波飛沫に笑いがこぼれる

ささ

2014年04月23日 09:10


今週末は微妙だった。日曜にかけて海況は下り坂である。そこで随分と留守にしていた海へ出ることにした。ここは奥深い湾になっており強風を遮ってくれるだろう。
久々にタイラバをしたい。状況によってはベイトが湾に押し寄せ魚探が真っ赤になるのだ。それが終わったら深場調査に移ろう。150m以深をバンバンと狙い撃ち、居残る青物の可能性を確かめたい。

まずは港から20分のところ。船団に混じってタイラバを沈める。しかし気をつけなければならない。漁師である船団はビシ仕掛けを微速前進で潮上に向かって流している。つまり潮下にドテラで流していくプレジャーと交差するのだ。タイラバをスローに巻きながら視線はいつもきょろきょろ。漁船がマイボートに向かってきたら仕掛けを引きずってでもこちらが移動する。私だけ違う動きをしているのだから仕方が無い。乏しい反応の中、何度も流したがアタリはなかった。漁船も釣れていないようだ。ならばここに留まる理由はない。予定している次の場所へ移動しよう。

2カ所目は更に沖である。ここは潮の当たる場所に魚礁を沈めてある。カブラで底を叩きながら通過するとベイトが映った。が、お世辞にも充分とはいえない。仕方なくそのまま流していく。随分流れたろうとGPSを見れば、大して移動していないことに気づく。原因は風と潮がぶつかっており流れを抑えているのだ。おまけに狙ったコースにも乗れていない。波は1.5mを超しており、何度か流し直すものの白波に阻まれ思う潮上へ移動できなくなった。結果を出したかったがここを諦め初めの場所に戻ろう。これ以上の調査は望めそうにない。

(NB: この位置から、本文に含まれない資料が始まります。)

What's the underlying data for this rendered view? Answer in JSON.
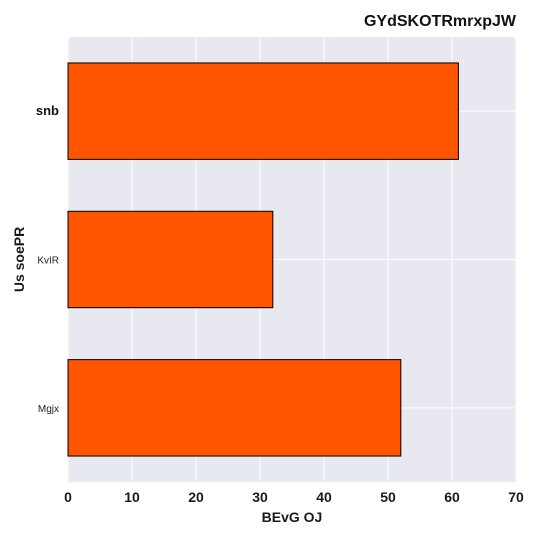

いざ、最初のポイントまで戻るのだが、帰りの向きは風と波の角度が入れ替わるためスプレーを浴びまくる。バウのチャインで払った飛沫が風に乗って降りかかってくるのだ。
「うはっ!」
思わず顔を背けスプレーをかわすが戻すタイミングで第二波を被る。浴びた海水で帽子が冷たい。次に低く舞ったスプレーはすべてジーンズへ降りかる。片方はびしょ濡れだ。これはたまらない。けれど不思議に笑いがこぼれる。不快なはずのスプレーに笑いが止まらないのだ。
「これよ、これこれ。」 
海に出て濡れないなんてあり得ない。ミニボートならなおさらだ。私はいま海にいるのだ。そして大海原を疾走している。波をかわすためのジグザグ走りなどしないぞ。バンバンと波を叩いてやる。絶大な浮力を持つバウが次なるスプレーを舞い上がらせるけれども、今日は気にしない。海の男は潮を被ってなんぼだ。相変わらず笑いが止まらない。気がつかないうちにストレスが溜まっていたのかな。ここで大いに発散しよう。こりゃぁ、人は乗せられないな。

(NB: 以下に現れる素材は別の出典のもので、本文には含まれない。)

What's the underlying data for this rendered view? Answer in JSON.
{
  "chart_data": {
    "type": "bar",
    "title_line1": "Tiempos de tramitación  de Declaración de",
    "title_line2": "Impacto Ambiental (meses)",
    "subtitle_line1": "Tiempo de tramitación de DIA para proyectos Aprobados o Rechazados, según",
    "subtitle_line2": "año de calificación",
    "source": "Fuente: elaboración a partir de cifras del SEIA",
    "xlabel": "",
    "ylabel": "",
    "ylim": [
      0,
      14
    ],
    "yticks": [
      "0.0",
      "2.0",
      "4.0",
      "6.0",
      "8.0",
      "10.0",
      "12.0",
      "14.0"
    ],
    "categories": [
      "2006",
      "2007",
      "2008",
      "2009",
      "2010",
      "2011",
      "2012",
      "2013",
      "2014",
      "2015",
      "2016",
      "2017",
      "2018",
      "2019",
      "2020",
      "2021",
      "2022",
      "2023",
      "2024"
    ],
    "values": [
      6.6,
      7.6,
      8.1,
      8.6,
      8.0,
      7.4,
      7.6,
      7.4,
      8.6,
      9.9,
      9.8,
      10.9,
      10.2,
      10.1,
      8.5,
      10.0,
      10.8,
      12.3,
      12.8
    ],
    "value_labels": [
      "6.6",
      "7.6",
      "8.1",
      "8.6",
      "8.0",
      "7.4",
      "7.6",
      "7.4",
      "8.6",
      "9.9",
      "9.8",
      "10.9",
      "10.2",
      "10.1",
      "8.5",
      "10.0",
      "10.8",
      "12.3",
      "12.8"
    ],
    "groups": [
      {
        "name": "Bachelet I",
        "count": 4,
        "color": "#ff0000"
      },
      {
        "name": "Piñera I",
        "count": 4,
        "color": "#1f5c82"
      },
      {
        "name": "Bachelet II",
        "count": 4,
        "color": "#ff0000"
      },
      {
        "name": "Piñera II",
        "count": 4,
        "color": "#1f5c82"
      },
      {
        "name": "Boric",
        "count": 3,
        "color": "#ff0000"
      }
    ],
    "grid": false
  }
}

果たして魚は釣れた。アマダイである。ラインを長めに出して底を長く引くアプローチに食いついてくれた。 「クン・・ クン・・ 」と遠慮がちなアタリだったので、ゆっくりと大きくアワセる。さぼど暴れることもなくスンナリとそれは上がってきた。漁師の視線が突き刺さる。
もっとも本命の真鯛ではなかった。けれども諦めた漁船が一隻一隻と帰って行く中、なんとか格好がついた。それに初めて釣る魚なので思いのほか嬉しい。


これで今日の釣りは終わった。調査ができたかと言えば失敗である。とにかく風が強く波が高かった。想定外であった。
ここは、よほどそのタイミングを熟知していなければ釣果に繋がらない印象がある。とはいえ、中深海といえるDEEPにはお宝が潜んでいるのではないか。日を見つけまたチャレンジするつもりでいる。




(え~と、作文に調子が出ないので「ですます調」をやめてみました)






帰りに試した「マグロステーキ」です。
こういうの否定派なんだけど、物は試しってことで。